The National Weather Service is estimating above-normal cooling requirements for major markets for the week ended June 13. New England is expected to see 30 cooling degree-days (CDD), or 21 above normal; and the Mid-Atlantic including New York, Pennsylvania and New Jersey should endure 43 CDD, or 22 above normal. The greater Midwest from Ohio to Wisconsin is forecast to warm to 62 CDD, or 33 above normal.

Market technicians still see the bullish case continuing to lose traction.

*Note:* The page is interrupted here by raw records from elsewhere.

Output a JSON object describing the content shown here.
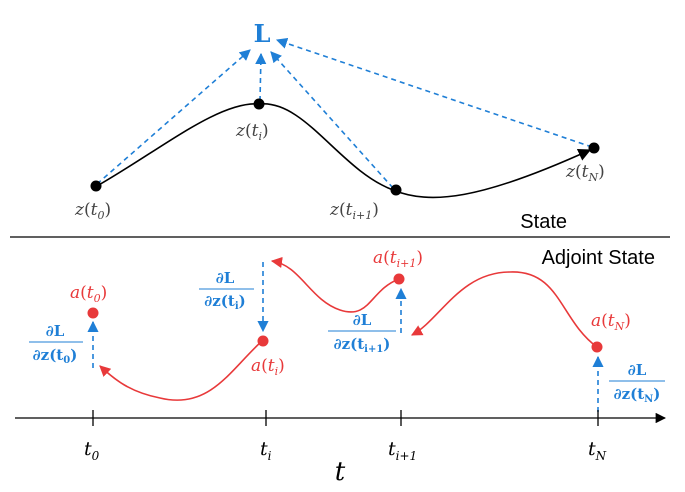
{
  "loss_label": "L",
  "section_labels": {
    "state": "State",
    "adjoint": "Adjoint State"
  },
  "state_points": [
    {
      "id": "t0",
      "sym": "z",
      "sub": "0"
    },
    {
      "id": "ti",
      "sym": "z",
      "sub": "i"
    },
    {
      "id": "ti1",
      "sym": "z",
      "sub": "i+1"
    },
    {
      "id": "tN",
      "sym": "z",
      "sub": "N"
    }
  ],
  "adjoint_points": [
    {
      "id": "t0",
      "sym": "a",
      "sub": "0"
    },
    {
      "id": "ti",
      "sym": "a",
      "sub": "i"
    },
    {
      "id": "ti1",
      "sym": "a",
      "sub": "i+1"
    },
    {
      "id": "tN",
      "sym": "a",
      "sub": "N"
    }
  ],
  "gradient_labels": [
    {
      "id": "t0",
      "num": "∂L",
      "den": "∂z(t",
      "sub": "0"
    },
    {
      "id": "ti",
      "num": "∂L",
      "den": "∂z(t",
      "sub": "i"
    },
    {
      "id": "ti1",
      "num": "∂L",
      "den": "∂z(t",
      "sub": "i+1"
    },
    {
      "id": "tN",
      "num": "∂L",
      "den": "∂z(t",
      "sub": "N"
    }
  ],
  "time_axis": {
    "label": "t",
    "ticks": [
      {
        "sym": "t",
        "sub": "0"
      },
      {
        "sym": "t",
        "sub": "i"
      },
      {
        "sym": "t",
        "sub": "i+1"
      },
      {
        "sym": "t",
        "sub": "N"
      }
    ]
  },
  "colors": {
    "state_curve": "#000000",
    "adjoint": "#e8393a",
    "gradient": "#1f7fd6",
    "text": "#222222"
  }
}
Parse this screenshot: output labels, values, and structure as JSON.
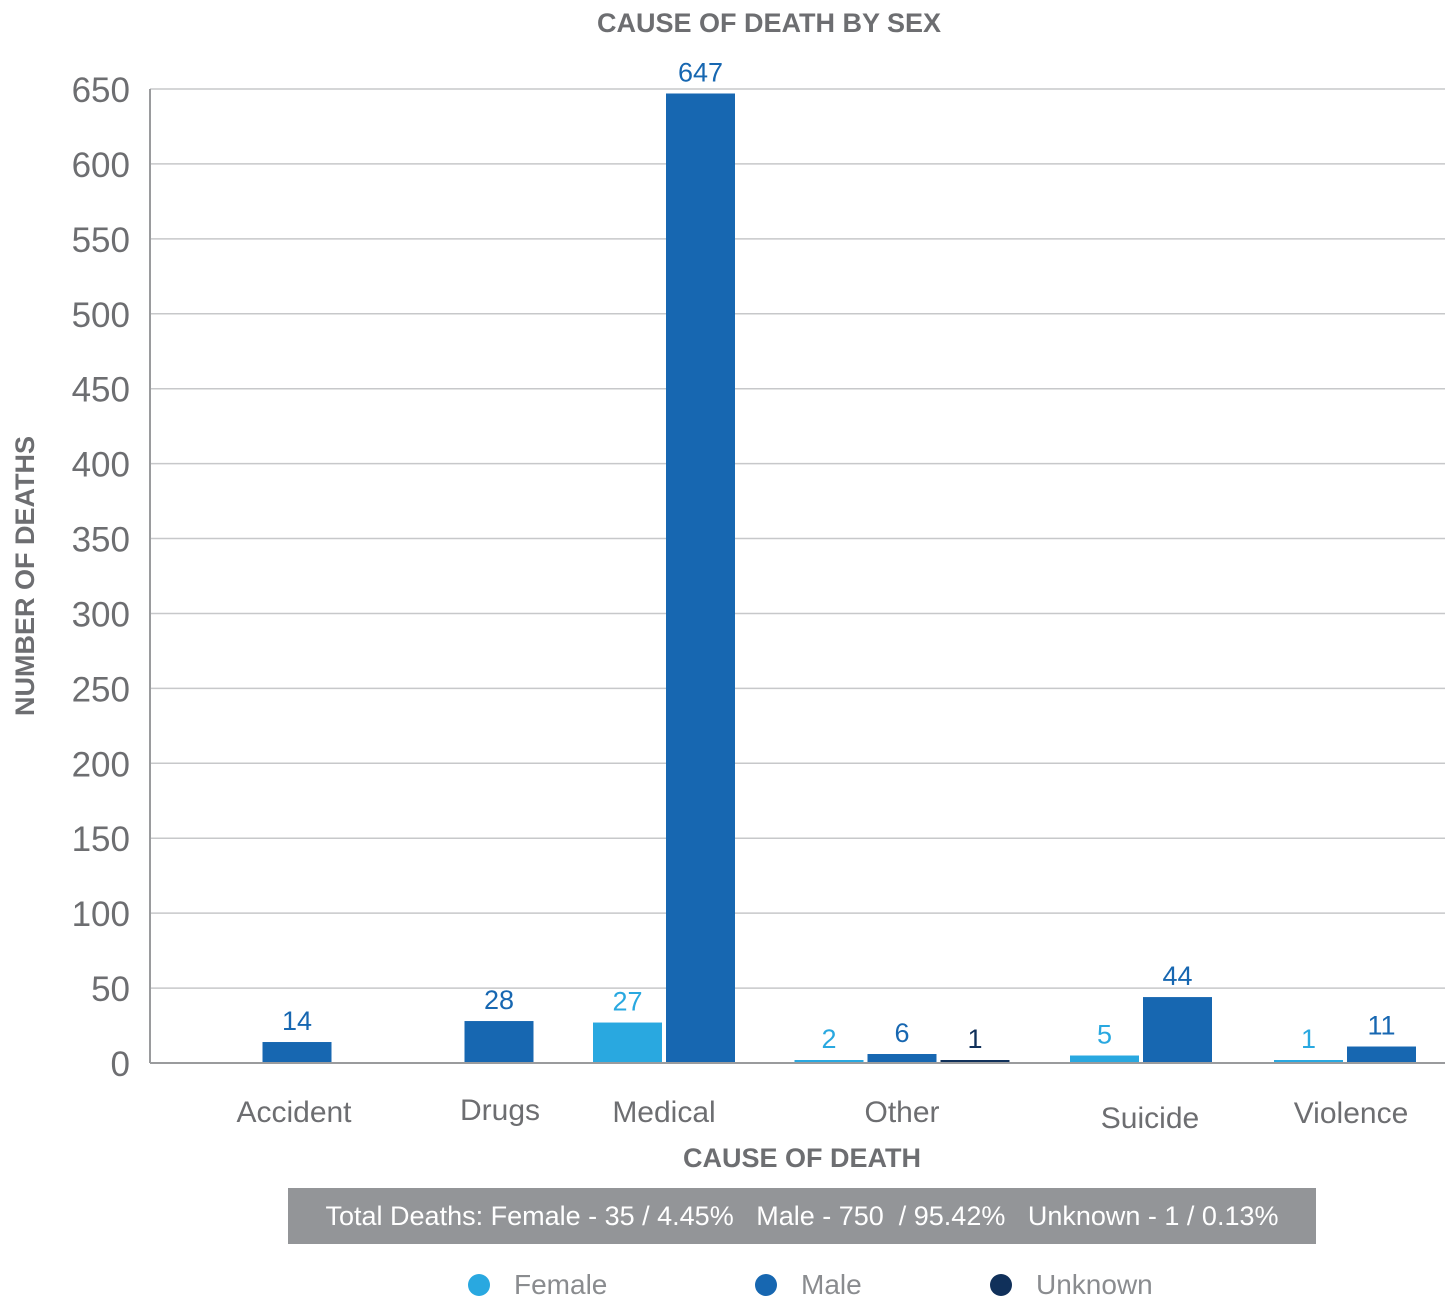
{
  "chart_data": {
    "type": "bar",
    "title": "CAUSE OF DEATH BY SEX",
    "xlabel": "CAUSE OF DEATH",
    "ylabel": "NUMBER OF DEATHS",
    "ylim": [
      0,
      650
    ],
    "yticks": [
      0,
      50,
      100,
      150,
      200,
      250,
      300,
      350,
      400,
      450,
      500,
      550,
      600,
      650
    ],
    "grid": true,
    "legend_position": "bottom",
    "categories": [
      "Accident",
      "Drugs",
      "Medical",
      "Other",
      "Suicide",
      "Violence"
    ],
    "series": [
      {
        "name": "Female",
        "color": "#29a8e0",
        "values": [
          null,
          null,
          27,
          2,
          5,
          1
        ]
      },
      {
        "name": "Male",
        "color": "#1767b1",
        "values": [
          14,
          28,
          647,
          6,
          44,
          11
        ]
      },
      {
        "name": "Unknown",
        "color": "#10305a",
        "values": [
          null,
          null,
          null,
          1,
          null,
          null
        ]
      }
    ]
  },
  "summary": "Total Deaths: Female - 35 / 4.45%   Male - 750  / 95.42%   Unknown - 1 / 0.13%"
}
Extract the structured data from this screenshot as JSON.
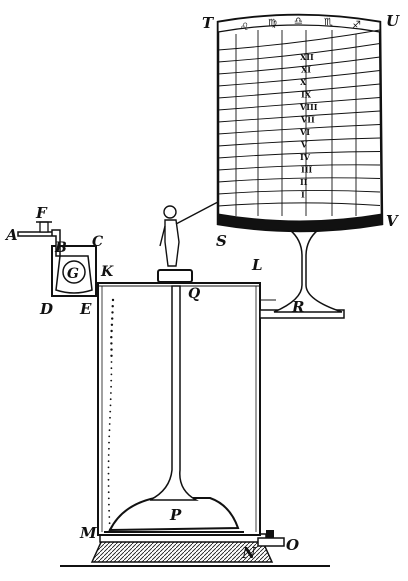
{
  "labels": {
    "A": "A",
    "B": "B",
    "C": "C",
    "D": "D",
    "E": "E",
    "F": "F",
    "G": "G",
    "K": "K",
    "L": "L",
    "M": "M",
    "N": "N",
    "O": "O",
    "P": "P",
    "Q": "Q",
    "R": "R",
    "S": "S",
    "T": "T",
    "U": "U",
    "V": "V"
  },
  "hour_numerals": [
    "XII",
    "XI",
    "X",
    "IX",
    "VIII",
    "VII",
    "VI",
    "V",
    "IV",
    "III",
    "II",
    "I"
  ],
  "zodiac_signs": [
    "♌",
    "♍",
    "♎",
    "♏",
    "♐"
  ],
  "colors": {
    "ink": "#111111",
    "paper": "#ffffff"
  }
}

"It is 'rally or else time' for natgas bulls with $2.540 the must-hold support and $1.880 the downside risk," said United ICAP Vice President Walter Zimmermann. "Viewed seasonally this is not a great time for natgas bulls. The seasonal pressure for natgas points lower from mid-May to mid-August. It may seem like plenty of time to drop 70 cents from here, but that would also be a 25% loss in value from here. That would be a big move."

Mike DeVooght, president of Colorado’s DEVO Capital Management, a trading and risk management firm, is not taking any positions now to manage client risk. "On a trade basis, we will stand aside for now and will continue to monitor the market," he said note last weekend to clients. He is standing aside for trading accounts, producers and end-users.

FC Stone Latin America LLC’s Tom Saal, vice president, is taking a somewhat more aggressive approach. In his work with Market Profile, he anticipated the market testing last week's value area at $2.665-2.607 and then test $2.883-2.729. “Eventually,” Saal is expecting a test of $3.082-2.986.